I know what you're talking about.

However outside of SV there are a lot of places where that's simply not the case. What you have is basically a cross disciplinary collaboration where you just don't have the educational background nor the expertise to do the engineering yourself.

The resentment your describing is really the same resentment you can feel towards your boss -"All he does is tell us what to do. He's not in the trenches like us!" - and it's directly related to the amount of mutual respect. In essence, how hard do you feel the other person is working relative to you.

Your description of your coworkers seems to indicate that you didn't feel like they're pulling their weight, and that's definitely a big problem.

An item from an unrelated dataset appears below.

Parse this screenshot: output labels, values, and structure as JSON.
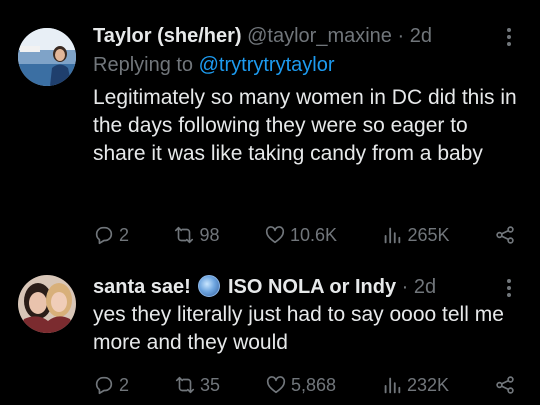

I've heard second hand that in the valley there are a lot of incompetent PhDs that use their educational background as leverage to slack off. People will often hire graduates solely based on a degree thinking that if someone has a Math PhD "they're smart, they can learn on the job, and they'll contribute in some magical way just by being there". But actually these guys have just spent 5 years in poverty getting an advanced degree and don't want to be a code monkeys with a bunch of fresh out of college 21 year-olds. And, oh yeah - reality check, no one cares about their degree in abstract algebra.

9/10 of these PhDs are crappy engineers and 9/10 times they are thrown at problems they don't really have a background in (so they can't even be crappy and regurgitate equations they're memorized).